NDFは、ノンデリバラブル通貨のUSD担保ディスカウントカーブ構築において、1年未満などの短期グリッドに用いる。

2.1.1 ノンデリバラブル通貨一覧

現在、先進国から通常の為替フォワードを取引するのが困難であり、NDFの形で取引する通貨(ノンデリバラブル通貨)は以下の通り。

アジア:
CNY(中国人民元)
IDR(インドネシアルピア)
INR(インドルピー)
KRW(韓国ウォン)
MYR(マレーシアリンギット)
PHP(フィリピンペソ)
TWD(台湾ドル)
VND(ベトナムドン)

中東・アフリカ:
EGP(エジプトポンド)
KZT(カザフスタンテンゲ)
NGN(ナイジェリアナイラ)

中南米:
ARS(アルゼンチンペソ)
BRL(ブラジルレアル)
CLP(チリペソ)
COP(コロンビアペソ)
CRC(コスタリカコロン)
GTQ(グアテマラケツァル)
PEN(ヌエボ・ソル)(ペルー)
SRD(スリナムドル)
UYU(ウルグアイペソ)
VEF(ボリバル・ソベラノ)(ベネズエラ)

以下を参照。
https://en.wikipedia.org/wiki/Non-deliverable_forward

2.2 NDS (Non-Deliverable Swap)

NDFは、差金決済型の為替フォワードであった。
同様に、NDSは差金決済型の通貨スワップである。

NDSでは、USDの変動金利(LIBOR3MやLIBOR6M)と、ノンデリバラブル通貨の固定金利を定期的に交換し、満期に元本交換が行われる。しかしキャッシュフローはいずれも、ノンデリバラブル通貨をUSDに倒して、USD建てで求めた受け払いの差額を決済する。通常の(差金決済ではなく現物決済の)通貨スワップでは、満期日だけではなく取引開始日のSpotラグ(たいてい2営業日)後にも元本交換が発生するが、NDSでは発生しない。

NDSは、ノンデリバラブル通貨のUSD担保ディスカウントカーブ構築において、1年以上などの長期グリッドに用いる。実際にエマージング通貨のスワップを評価するうえで必要になるイールドカーブは、多くの場合、このUSD担保ディスカウントカーブ、およびそれを用いて構築するJPY担保ディスカウントカーブである。

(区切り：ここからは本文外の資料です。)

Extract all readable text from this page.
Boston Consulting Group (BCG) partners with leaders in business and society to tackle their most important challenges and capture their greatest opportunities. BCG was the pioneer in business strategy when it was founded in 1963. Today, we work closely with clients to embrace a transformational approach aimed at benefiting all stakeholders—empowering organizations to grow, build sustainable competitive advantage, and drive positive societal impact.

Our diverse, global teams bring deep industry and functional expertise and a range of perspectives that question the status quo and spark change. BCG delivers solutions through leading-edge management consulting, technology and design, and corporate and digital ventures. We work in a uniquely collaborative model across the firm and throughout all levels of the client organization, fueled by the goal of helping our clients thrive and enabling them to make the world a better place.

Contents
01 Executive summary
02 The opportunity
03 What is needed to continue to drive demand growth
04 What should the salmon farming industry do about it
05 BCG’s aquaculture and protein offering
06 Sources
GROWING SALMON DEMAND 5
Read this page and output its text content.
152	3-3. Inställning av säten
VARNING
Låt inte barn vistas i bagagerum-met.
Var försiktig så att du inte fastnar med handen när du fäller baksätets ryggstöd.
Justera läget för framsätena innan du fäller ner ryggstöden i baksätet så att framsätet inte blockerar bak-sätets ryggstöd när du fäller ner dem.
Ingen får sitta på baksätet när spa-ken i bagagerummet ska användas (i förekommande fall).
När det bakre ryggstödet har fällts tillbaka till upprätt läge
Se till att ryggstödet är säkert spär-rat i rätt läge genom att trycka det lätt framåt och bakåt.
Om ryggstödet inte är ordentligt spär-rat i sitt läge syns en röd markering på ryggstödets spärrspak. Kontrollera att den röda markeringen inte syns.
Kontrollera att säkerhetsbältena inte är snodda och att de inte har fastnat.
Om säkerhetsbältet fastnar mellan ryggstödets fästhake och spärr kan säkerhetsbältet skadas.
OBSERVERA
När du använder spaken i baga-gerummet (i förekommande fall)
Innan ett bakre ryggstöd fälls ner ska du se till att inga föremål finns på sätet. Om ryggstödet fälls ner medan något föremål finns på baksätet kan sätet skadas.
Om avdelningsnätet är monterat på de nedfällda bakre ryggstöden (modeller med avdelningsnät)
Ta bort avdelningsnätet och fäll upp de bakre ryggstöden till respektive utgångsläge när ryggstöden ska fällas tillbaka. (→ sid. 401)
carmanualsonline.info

2.3 NDIRS (Non-Deliverable Interest Rate Swap)

NDIRSは、差金決済型の金利スワップである。NDSはUSDの変動金利とノンデリバラブル通貨の固定金利の交換を差金決済で行うが、NDIRSはノンデリバラブル通貨の変動金利と固定金利の交換を差金決済で行う。変動金利は、現地独自のIBOR(Local IBOR)である。ここで、IBORとは銀行間金利をもとに算出される変動金利指標のこと。Local IBORとはJPYだとTIBOR、EURだとEURIBORのことである。

エマージング通貨の多くは現地独自のIBORを持たないか、あるいはIBORがあってもそれを参照する金利スワップが広く取引されていない。しかし一部のエマージング通貨では、NDSのようにUSDを介在させることなく、現地独自のIBORを参照する金利スワップが取引されている。

NDIRSは、ノンデリバラブル通貨のIBORプロジェクションカーブ構築に用いる。IBORプロジェクションカーブはIBORを参照するスワップの変動金利(の期待値)を求めるのに使う。しかし実際には、エマージング通貨でよく取引されるのは通貨スワップだが、エマージング通貨Legは固定金利の場合が多い。このため、IBORプロジェクションカーブが評価に必要となるケースはまれである(プロジェクションカーブは将来に確定する変動金利の期待値を求めるのに使うことを思い出そう)。